Although it sounds pretty specialized, physical therapist assistants actually work in a variety of different job settings. The field is growing quickly, and new employment opportunities are popping up all of the time. Here are some of the main environments you may choose to work in after earning your degree.
This is the most common job setting for physical therapist assistants, accounting for more than half of the current positions. Clients live at home and then travel to the clinic for treatment. Most outpatient clinics in the United States are private, though some are government owned. One of the most common types of outpatient clinic is a sports physical therapy clinic, where athletes receive treatment to help them recover from sports-related injuries.

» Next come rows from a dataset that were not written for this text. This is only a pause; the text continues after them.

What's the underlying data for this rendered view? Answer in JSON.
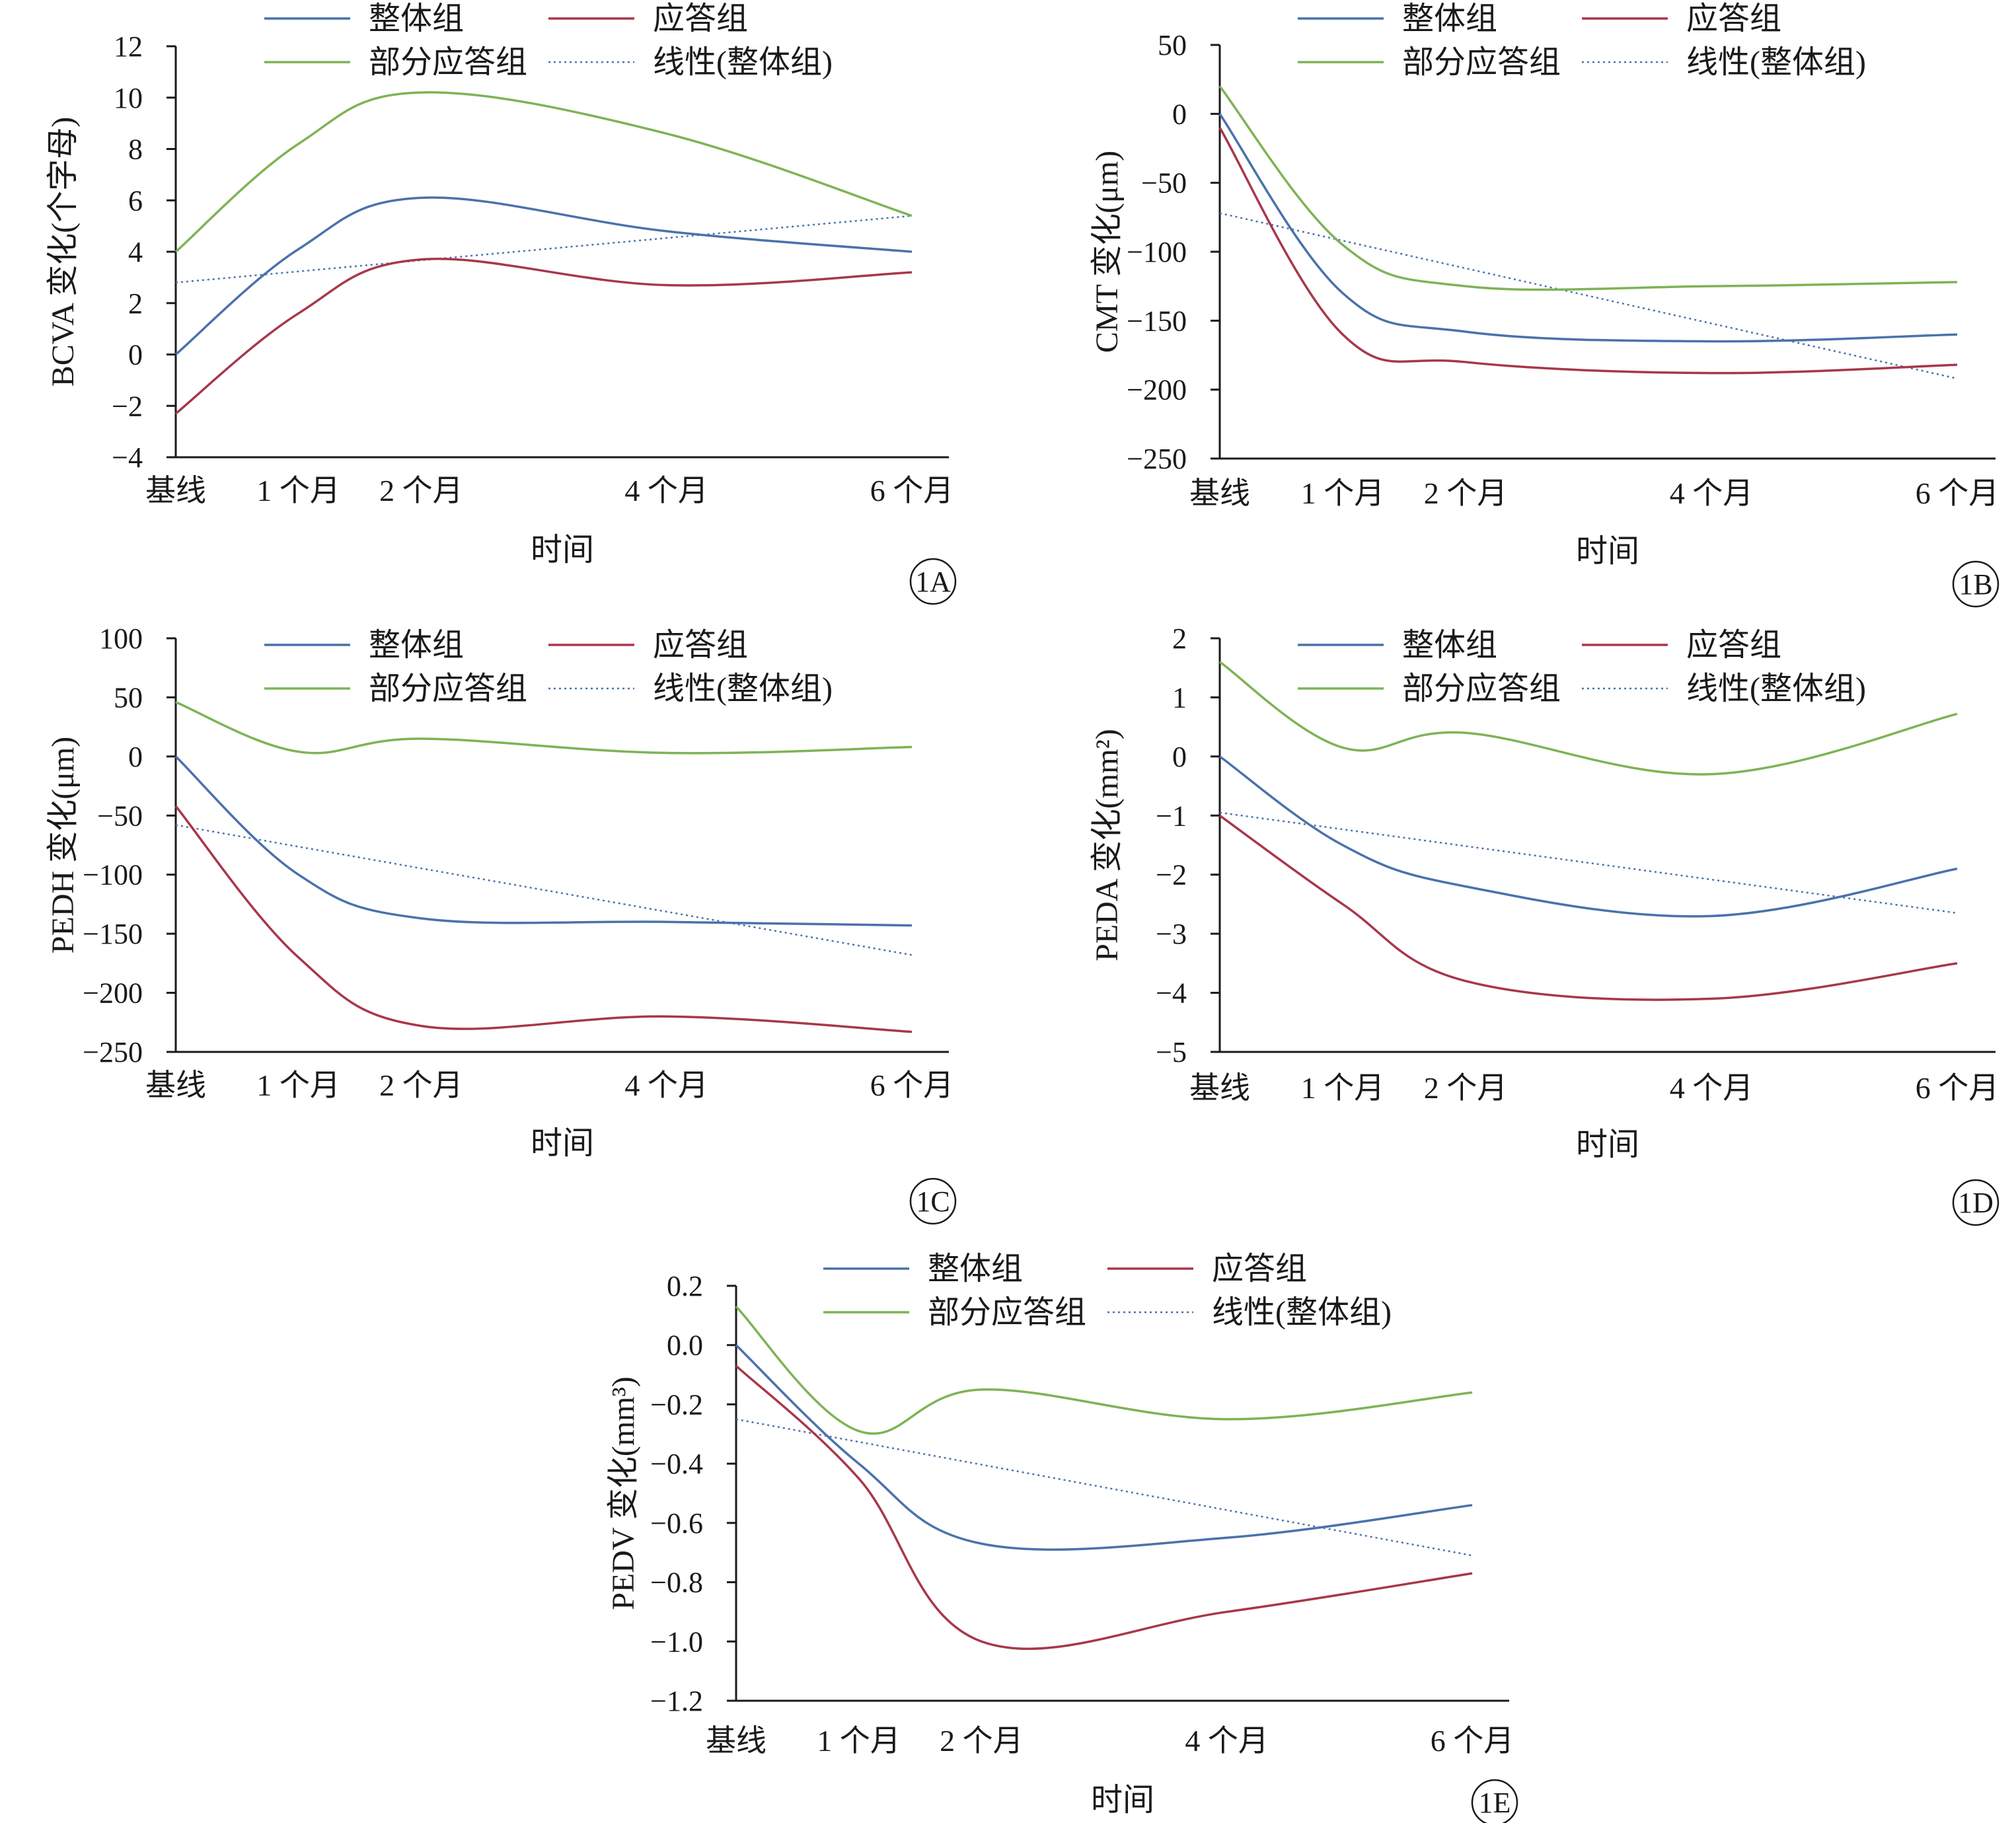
{
  "colors": {
    "overall": "#4a72ab",
    "responder": "#a8374b",
    "partial": "#7eb356",
    "trend": "#4a72ab",
    "axis": "#1a1a1a"
  },
  "legend_labels": {
    "overall": "整体组",
    "responder": "应答组",
    "partial": "部分应答组",
    "trend": "线性(整体组)"
  },
  "chart_data": [
    {
      "type": "line",
      "panel_label": "1A",
      "xlabel": "时间",
      "ylabel": "BCVA 变化(个字母)",
      "categories": [
        "基线",
        "1 个月",
        "2 个月",
        "4 个月",
        "6 个月"
      ],
      "x": [
        0,
        1,
        2,
        4,
        6
      ],
      "ylim": [
        -4,
        12
      ],
      "yticks": [
        -4,
        -2,
        0,
        2,
        4,
        6,
        8,
        10,
        12
      ],
      "ytick_labels": [
        "−4",
        "−2",
        "0",
        "2",
        "4",
        "6",
        "8",
        "10",
        "12"
      ],
      "series": [
        {
          "name": "整体组",
          "values": [
            0,
            4.1,
            6.1,
            4.8,
            4.0
          ]
        },
        {
          "name": "应答组",
          "values": [
            -2.3,
            1.6,
            3.7,
            2.7,
            3.2
          ]
        },
        {
          "name": "部分应答组",
          "values": [
            4.0,
            8.2,
            10.2,
            8.6,
            5.4
          ]
        }
      ],
      "trendline": {
        "name": "线性(整体组)",
        "values": [
          2.8,
          5.4
        ]
      },
      "legend_position": "top"
    },
    {
      "type": "line",
      "panel_label": "1B",
      "xlabel": "时间",
      "ylabel": "CMT 变化(μm)",
      "categories": [
        "基线",
        "1 个月",
        "2 个月",
        "4 个月",
        "6 个月"
      ],
      "x": [
        0,
        1,
        2,
        4,
        6
      ],
      "ylim": [
        -250,
        50
      ],
      "yticks": [
        -250,
        -200,
        -150,
        -100,
        -50,
        0,
        50
      ],
      "ytick_labels": [
        "−250",
        "−200",
        "−150",
        "−100",
        "−50",
        "0",
        "50"
      ],
      "series": [
        {
          "name": "整体组",
          "values": [
            0,
            -130,
            -158,
            -165,
            -160
          ]
        },
        {
          "name": "应答组",
          "values": [
            -10,
            -160,
            -180,
            -188,
            -182
          ]
        },
        {
          "name": "部分应答组",
          "values": [
            20,
            -95,
            -125,
            -125,
            -122
          ]
        }
      ],
      "trendline": {
        "name": "线性(整体组)",
        "values": [
          -72,
          -192
        ]
      },
      "legend_position": "top"
    },
    {
      "type": "line",
      "panel_label": "1C",
      "xlabel": "时间",
      "ylabel": "PEDH 变化(μm)",
      "categories": [
        "基线",
        "1 个月",
        "2 个月",
        "4 个月",
        "6 个月"
      ],
      "x": [
        0,
        1,
        2,
        4,
        6
      ],
      "ylim": [
        -250,
        100
      ],
      "yticks": [
        -250,
        -200,
        -150,
        -100,
        -50,
        0,
        50,
        100
      ],
      "ytick_labels": [
        "−250",
        "−200",
        "−150",
        "−100",
        "−50",
        "0",
        "50",
        "100"
      ],
      "series": [
        {
          "name": "整体组",
          "values": [
            0,
            -100,
            -137,
            -140,
            -143
          ]
        },
        {
          "name": "应答组",
          "values": [
            -42,
            -170,
            -228,
            -220,
            -233
          ]
        },
        {
          "name": "部分应答组",
          "values": [
            46,
            4,
            15,
            3,
            8
          ]
        }
      ],
      "trendline": {
        "name": "线性(整体组)",
        "values": [
          -58,
          -168
        ]
      },
      "legend_position": "top"
    },
    {
      "type": "line",
      "panel_label": "1D",
      "xlabel": "时间",
      "ylabel": "PEDA 变化(mm²)",
      "categories": [
        "基线",
        "1 个月",
        "2 个月",
        "4 个月",
        "6 个月"
      ],
      "x": [
        0,
        1,
        2,
        4,
        6
      ],
      "ylim": [
        -5,
        2
      ],
      "yticks": [
        -5,
        -4,
        -3,
        -2,
        -1,
        0,
        1,
        2
      ],
      "ytick_labels": [
        "−5",
        "−4",
        "−3",
        "−2",
        "−1",
        "0",
        "1",
        "2"
      ],
      "series": [
        {
          "name": "整体组",
          "values": [
            0,
            -1.5,
            -2.2,
            -2.7,
            -1.9
          ]
        },
        {
          "name": "应答组",
          "values": [
            -1.0,
            -2.5,
            -3.8,
            -4.1,
            -3.5
          ]
        },
        {
          "name": "部分应答组",
          "values": [
            1.6,
            0.15,
            0.4,
            -0.3,
            0.72
          ]
        }
      ],
      "trendline": {
        "name": "线性(整体组)",
        "values": [
          -0.95,
          -2.65
        ]
      },
      "legend_position": "top"
    },
    {
      "type": "line",
      "panel_label": "1E",
      "xlabel": "时间",
      "ylabel": "PEDV 变化(mm³)",
      "categories": [
        "基线",
        "1 个月",
        "2 个月",
        "4 个月",
        "6 个月"
      ],
      "x": [
        0,
        1,
        2,
        4,
        6
      ],
      "ylim": [
        -1.2,
        0.2
      ],
      "yticks": [
        -1.2,
        -1.0,
        -0.8,
        -0.6,
        -0.4,
        -0.2,
        0.0,
        0.2
      ],
      "ytick_labels": [
        "−1.2",
        "−1.0",
        "−0.8",
        "−0.6",
        "−0.4",
        "−0.2",
        "0.0",
        "0.2"
      ],
      "series": [
        {
          "name": "整体组",
          "values": [
            0.0,
            -0.4,
            -0.67,
            -0.65,
            -0.54
          ]
        },
        {
          "name": "应答组",
          "values": [
            -0.07,
            -0.45,
            -1.0,
            -0.9,
            -0.77
          ]
        },
        {
          "name": "部分应答组",
          "values": [
            0.13,
            -0.29,
            -0.15,
            -0.25,
            -0.16
          ]
        }
      ],
      "trendline": {
        "name": "线性(整体组)",
        "values": [
          -0.25,
          -0.71
        ]
      },
      "legend_position": "top"
    }
  ]
}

Hospitals account for the second-highest number of physical therapy assistant jobs. Physical therapy clinics in hospitals mainly focus on helping patients recover from illnesses and surgeries. For example, a physical therapist assistant working in a hospital may specialize in exercises and techniques for recovering from a knee or hip replacement. They may also work with patients who have suffered serious injuries, like in car accidents.
Rehabilitation centers provide services for people who require longer term therapy than hospitals can offer, and residential rehabilitation centers work with people who require more intense therapy than outpatient clinics can provide. The goal of these centers is to prepare patients to return to a normal, independent life following an injury, illness, or surgery. Rehabilitation centers may provide intensive or less intensive care, based on the type of center and the patient’s needs. In these settings, physical therapist assistants may work on a team that includes medical doctors, occupational therapists, speech therapists, counseling psychologists, and more.
Home health care agencies
With the population aging and hospitals and other health care facilities working to cut costs, home health care is currently the fastest growing segment of the health care industry. Physical therapist assistants working for these agencies provide services in patients’ homes.
Pediatric care centers
Pediatric care centers are special clinics for children. In these clinics, physical therapist assistants may work with children with birth defects or physical disabilities, as well as those who are in recovery.
On the other end of the age spectrum, physical therapist assistants who specialize in geriatric care frequently work in nursing homes. Their goal in these settings is to help elderly patients maintain mobility and teach them how to prevent injury. They may also help patients recover following falls and knee or hip replacement surgeries.